Görüntülediğiniz mahkeme kararı henüz kesinleşmemiştir. Yararlı olması amacıyla eklenmiştir.

T.C.
İSTANBUL
BÖLGE ADLİYE MAHKEMESİ
12. HUKUK DAİRESİ
DOSYA NO: 2020/561
KARAR NO: 2022/1775
T Ü R K M İ L L E T İ A D I N A
İ S T İ N A F K A R A R I
İNCELENEN KARARIN
MAHKEMESİ: BAKIRKÖY 4. ASLİYE TİCARET MAHKEMESİ
TARİHİ: 16/01/2020
NUMARASI: 2016/865 Esas 2020/52 Karar
DAVA: İtirazın İptali
BİRLEŞEN İSTANBUL ANADOLU 9.ATM.2017/865 ESAS 2018/562 KARAR SAYILI DOSYASINDA
DAVA: İtirazın İptali
İSTİNAF KARAR TARİHİ: 15/12/2022
Asıl davanın kabulüne, birleşen davanın reddine ilişkin kararın davalı/birleşen davada davacı vekili tarafından istinaf edilmesi üzerine düzenlenen rapor ve dosya kapsamı incelenip gereği görüşülüp düşünüldü;
DAVA: Davacı/birleşen dosyada davalı vekili; davalının müvekkili şirketten 2015 yılı içerisinde 17.04.2015 tarihli faturaya istinaden 143.796,81-TL tutarlı makine ekipmanı satın aldığını, aynca 2.899,60-TL kur farkı alacağı olmak üzere toplam 146.676,41-TL alacağa karşılık 109.962,74-TL ödeme yaptığını, ancak bakiye 36.713,67-TL’yi ödemediğini, başlatılan icra takibine haksız ve kötü niyetli olarak ayıp bahanesiyle borcunun olmadığı gerekçesiyle itiraz ederek takibin durdurulduğunu belirterek, borçlunun yaptığı itirazın iptali ile takibin devamına, davalı hakkında alacağın % 20’sinden az olmamak üzere icra inkar tazminatına hükmedilmesine karar verilmesini talep ve dava etmiştir.Davalı/birleşen davada davacı vekili; müvekkilinin davalı şirketten aldığı makinenin ayıplı olduğunu, davalı şirketin cihazdaki sorunu çözemediğini, taraflar arasında bakiye ürün bedeline ilişkin davada alınan bilirkişi raporunda müvekkilinin zararının 72.000-TL olarak tespit edildiğini, bunun üzerine müvekkilinin davalıya aynı bedelde fatura düzenlendiğini, ancak davalının faturayı kabul etmeyerek iade ettiğini, bu fatura nedeniyle müvekkilinin davalı ile olan cari hesapta alacaklı hale geldiğini belirterek İstanbul Anadolu … İcra Dairesi’nin … Esas sayılı dosyasında davalının haksız itirazının iptali ile takibin devamına, davalı hakkında %20 oranında icra inkar tazminatına hükmedilmesine karar verilmesini talep ve dava etmiştir.
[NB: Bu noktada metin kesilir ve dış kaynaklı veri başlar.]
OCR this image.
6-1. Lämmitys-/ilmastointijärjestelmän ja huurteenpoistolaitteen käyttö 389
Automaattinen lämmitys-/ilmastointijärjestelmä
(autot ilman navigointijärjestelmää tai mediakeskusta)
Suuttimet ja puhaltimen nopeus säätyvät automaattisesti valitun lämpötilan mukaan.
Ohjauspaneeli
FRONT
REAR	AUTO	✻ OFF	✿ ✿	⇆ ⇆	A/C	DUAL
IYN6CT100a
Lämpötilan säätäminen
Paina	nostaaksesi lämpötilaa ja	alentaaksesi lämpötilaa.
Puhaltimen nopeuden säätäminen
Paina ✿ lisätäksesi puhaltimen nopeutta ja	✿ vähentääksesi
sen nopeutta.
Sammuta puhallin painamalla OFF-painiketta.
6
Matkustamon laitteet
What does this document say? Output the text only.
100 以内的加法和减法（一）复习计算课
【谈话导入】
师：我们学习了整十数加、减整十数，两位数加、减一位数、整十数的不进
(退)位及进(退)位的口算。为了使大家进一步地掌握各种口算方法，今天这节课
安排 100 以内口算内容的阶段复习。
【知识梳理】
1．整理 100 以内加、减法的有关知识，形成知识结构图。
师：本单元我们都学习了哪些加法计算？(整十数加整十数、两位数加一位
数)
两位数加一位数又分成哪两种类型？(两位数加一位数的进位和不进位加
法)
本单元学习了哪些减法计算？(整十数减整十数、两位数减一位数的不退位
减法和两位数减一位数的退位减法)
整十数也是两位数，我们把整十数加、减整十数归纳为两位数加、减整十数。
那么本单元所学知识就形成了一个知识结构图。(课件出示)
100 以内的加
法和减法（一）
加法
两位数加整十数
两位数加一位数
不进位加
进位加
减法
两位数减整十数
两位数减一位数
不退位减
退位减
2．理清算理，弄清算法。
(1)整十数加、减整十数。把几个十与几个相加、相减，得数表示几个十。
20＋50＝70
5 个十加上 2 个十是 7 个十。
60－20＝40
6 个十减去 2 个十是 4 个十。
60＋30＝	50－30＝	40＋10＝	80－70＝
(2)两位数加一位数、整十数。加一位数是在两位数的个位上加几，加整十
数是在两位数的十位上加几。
CEVAP: Davalı/birleşen davada davacı vekili; müvekkil şirket ile davacı arasındaki ticari ilişki nedeniyle bir kısım malların sipariş verildiğini ve faturalar kesildiğini, müvekkili şirketin cari hesapta bulunan faturaların büyük bölümünün ödediğini, ancak ayıplı teslim edilen malın iade edilmesi ya da ayıbın giderilmesini istediğini, davacı şirketin ayıbın giderilmesi için her hangi bir girişimde bulunmadığı gibi malı geri almadığını, müvekkil şirketin Çorlu Sulh Hukuk Mahkemesi’nin 2016/61 Değişik İş dosyası ile davacı şirketin teslim ettiği ayıplı mala ilişkin delil tespiti yaptırdığını, bilirkişi raporunun henüz ulaşmadığını, ancak “…” adlı ürün toplama aparatında meydana gelen arızanın imalat hatasından kaynaklandığını ve çalışmadığını belirterek davanın reddine karar verilmesini talep etmiştir. Davacı-birleşen davada davalı vekili; müvekkil firmadan davacı şirketin makina satın almak istediğini, tarafların satımın tüm koşullarında mutabık kaldıklarını, daha sonra yazılı olarak davacı tarafından 06/02/2015 tarihinde siparış verildiğini, verilen siparişe istinaden makinaların üretilerek hazır hale getirildiğini ve bu makinelerin 17/04/2015 tarihinde davacıya çalışır durumda teslim edildiğini, daha sonra makinaların tam anlamayan ve ehil olmayan kişiler tarafından yanlış kullanılması sonucu arıza kaydı verdiğini, bu arızaların 2015 yılının 6. ayında giderildiğini, daha sonra bir yılı aşkın bir süre arıza talebinin olmadığını, ancak bakiye alacaklarının da ödenmediğini, Bakırköy 4. Asliye Ticaret Mahkemesi’nin 2016/865 Esas sayılı dosyası ile itirazın iptali davası açıldığını belirterek haksız ve hukuku aykırı davanın reddine karar verilmesini, müvekkiline %20 tazminat ödenmesini talep etmiştir.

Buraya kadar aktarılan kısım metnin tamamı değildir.